1. Review quiz (10 points):
A list of genetic and molecular biology terms and basic problems from introductory genetics will
be presented the first day of class. An in-class quiz on this material will be conducted on
September 3, based on short definitions of a selection of terms and problems. This exercise is an
opportunity to refresh your memory and will allow the class to proceed at an advanced level.
2. Exams (4 X 80 points = 320 points)
Exams will be a combination of fill-in-the-blank, short answer, essay and problem-solving. You
will be expected to not only know definitions, but also to be able to apply your knowledge to
answering questions using genetic approaches
3. Problem sets (7@ 10 pts each)
Problem sets will consist of 4-6 questions covering the essential concepts of the previous week.
The idea is to get you thinking about how you could apply the material we cover in a new context.
The problems will focus on: 1) molecular techniques – which one to use when? 2) genetics of the
organism – what are the progeny and where did they come from? 3) genomics – what
information is out there and how do you get it?
Problems are due at the **beginning of class** on the due dates as listed on the schedule:
PLEASE NOTE: Once problem sets are turned in, we will go over the answers briefly in class.
Therefore, late submissions will not be accepted (whether you attend class or not.)
4. In-class exercises (20 points)
Part of our time in class will be devoted to problem solving, thought questions, or other active
learning exercises. Over the course, these are worth 20 points in total. You must be present in
class – and participating – in order to earn the points. We are not offering make-up for these
points.
5. Presentations (80 points):
Each of you will select a paper from a recent (2011-2012) Nature or Science or similar journal
that needs to be approved by Dr. Garrity or Dr. Bedinger by October 24. The paper needs to be
focused on a gene or set of genes. You will need to identify and READ at least three “support
papers” including review articles, previous work etc. A one-page outline of your talk, including
list of references, is due November 7. Each presentation should be 15 minutes in length.

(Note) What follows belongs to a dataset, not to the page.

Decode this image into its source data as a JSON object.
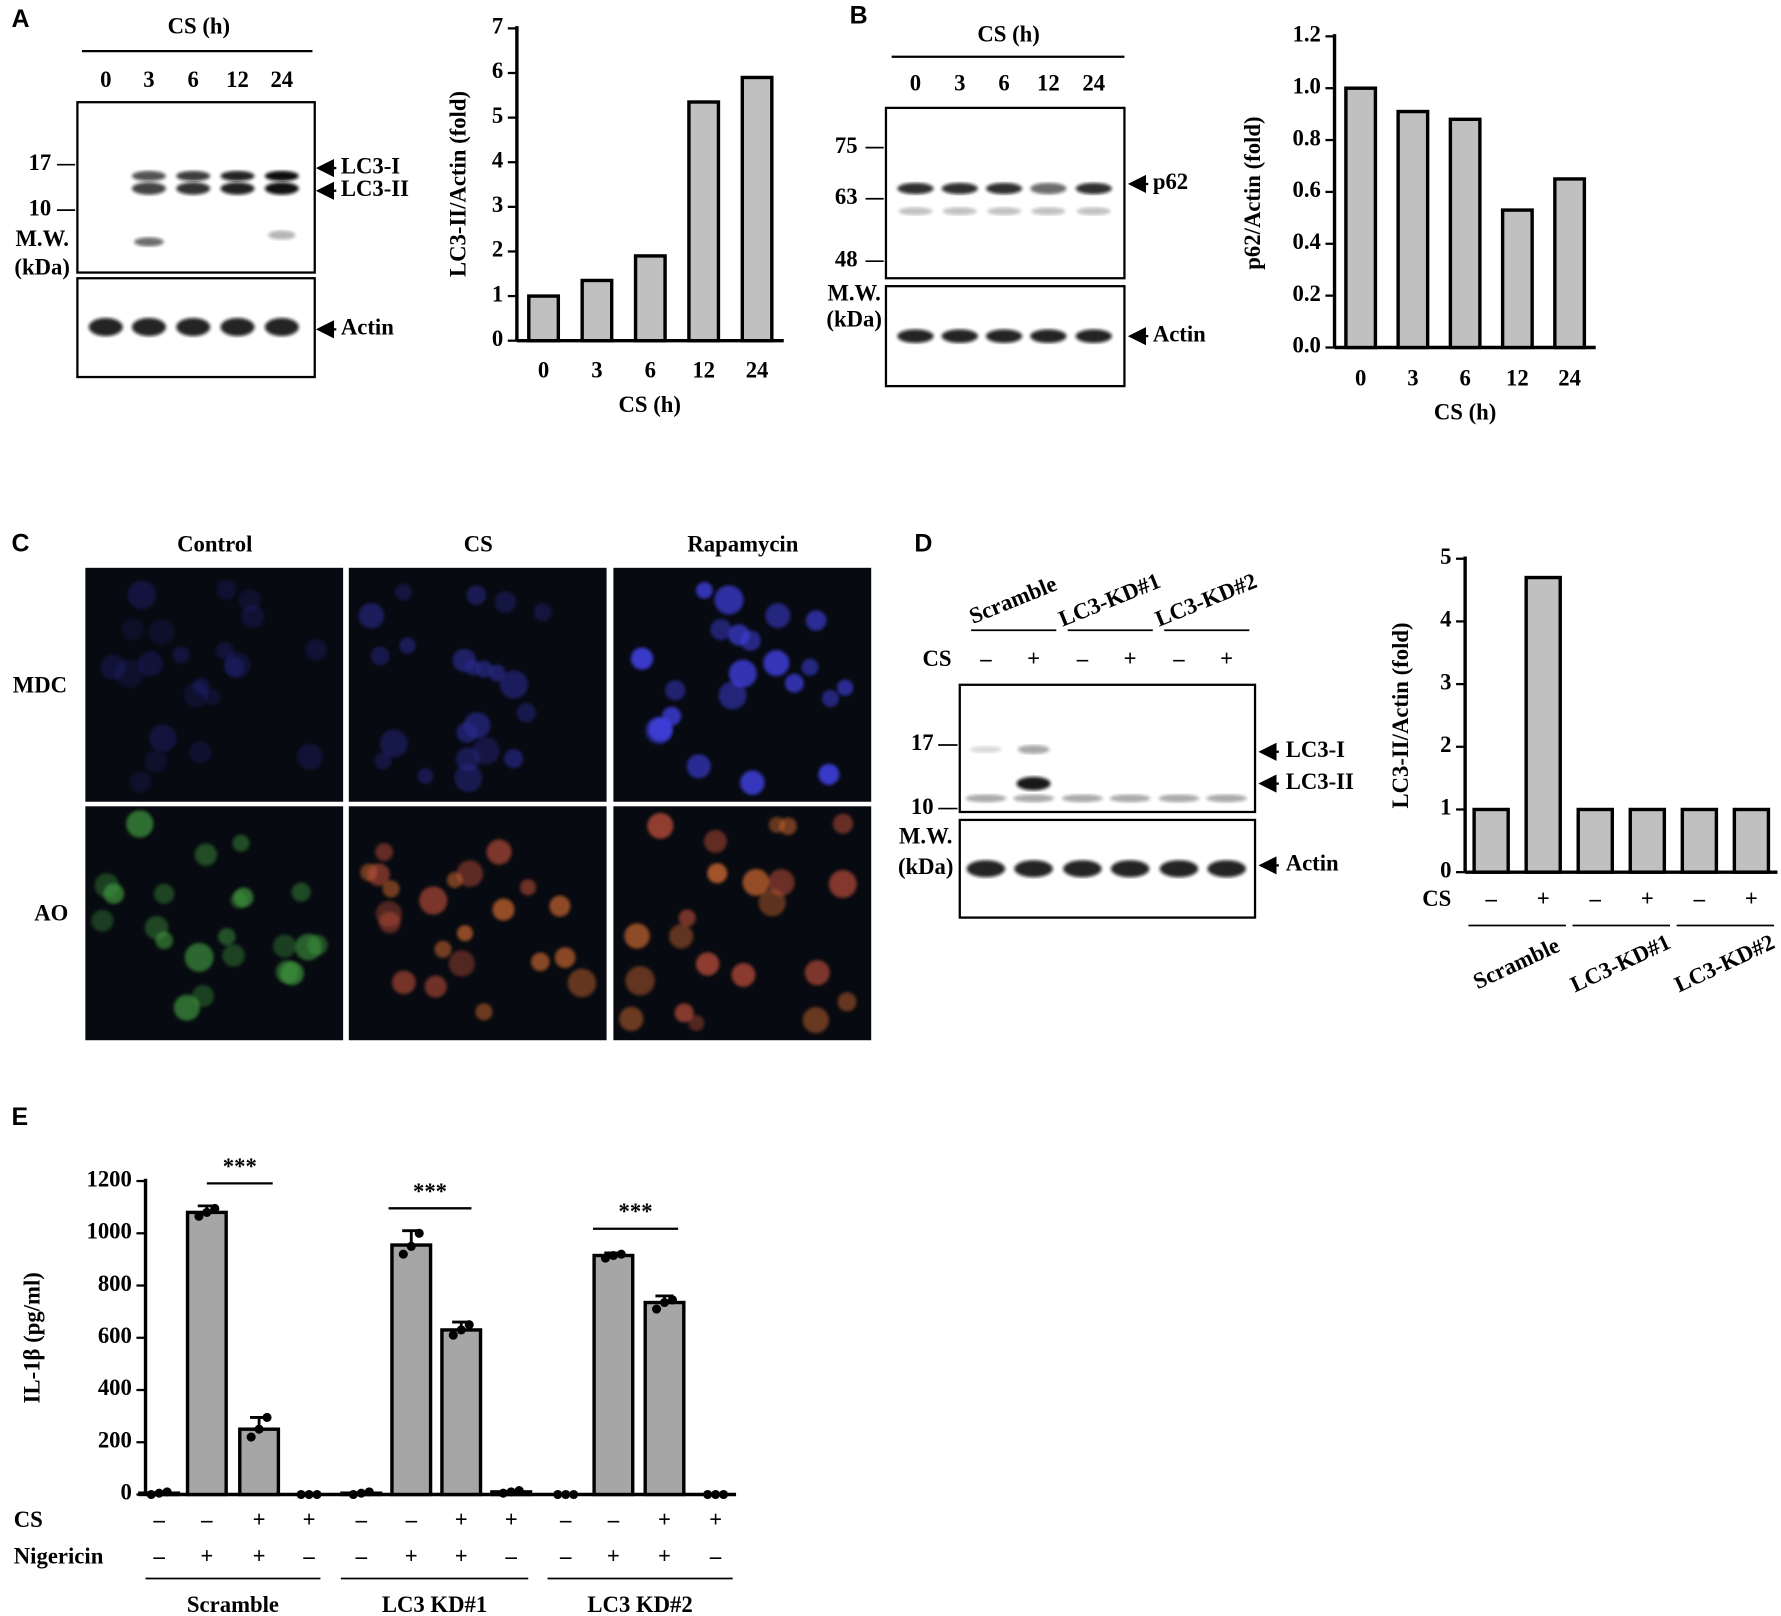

Practice, and time yourself (it may be helpful to get together with other class members for this).
You should be using about 15 slides per presentation. Slides should be legible, interesting and tothe-
point (don’t make them overly complex). Drs. Garrity and Bedinger will be happy to offer
suggestions on drafts of talks, so long as you make appointments at least a week in advance of
your talk.
6. EXTRA CREDIT OPPORTUNITY- Genetics in the News
A total of 10 extra credit points is possible for students presenting news articles about genetics
(must include a genetic trait or gene or genome) to the class on Fridays (2 extra credit points for
each presentation). Articles should have been published in the popular press (not technical
journals) within the past 6 months, preferably even more recently. Presentations should not
exceed 2 minutes each, and there will be a maximum of five presentations each Friday.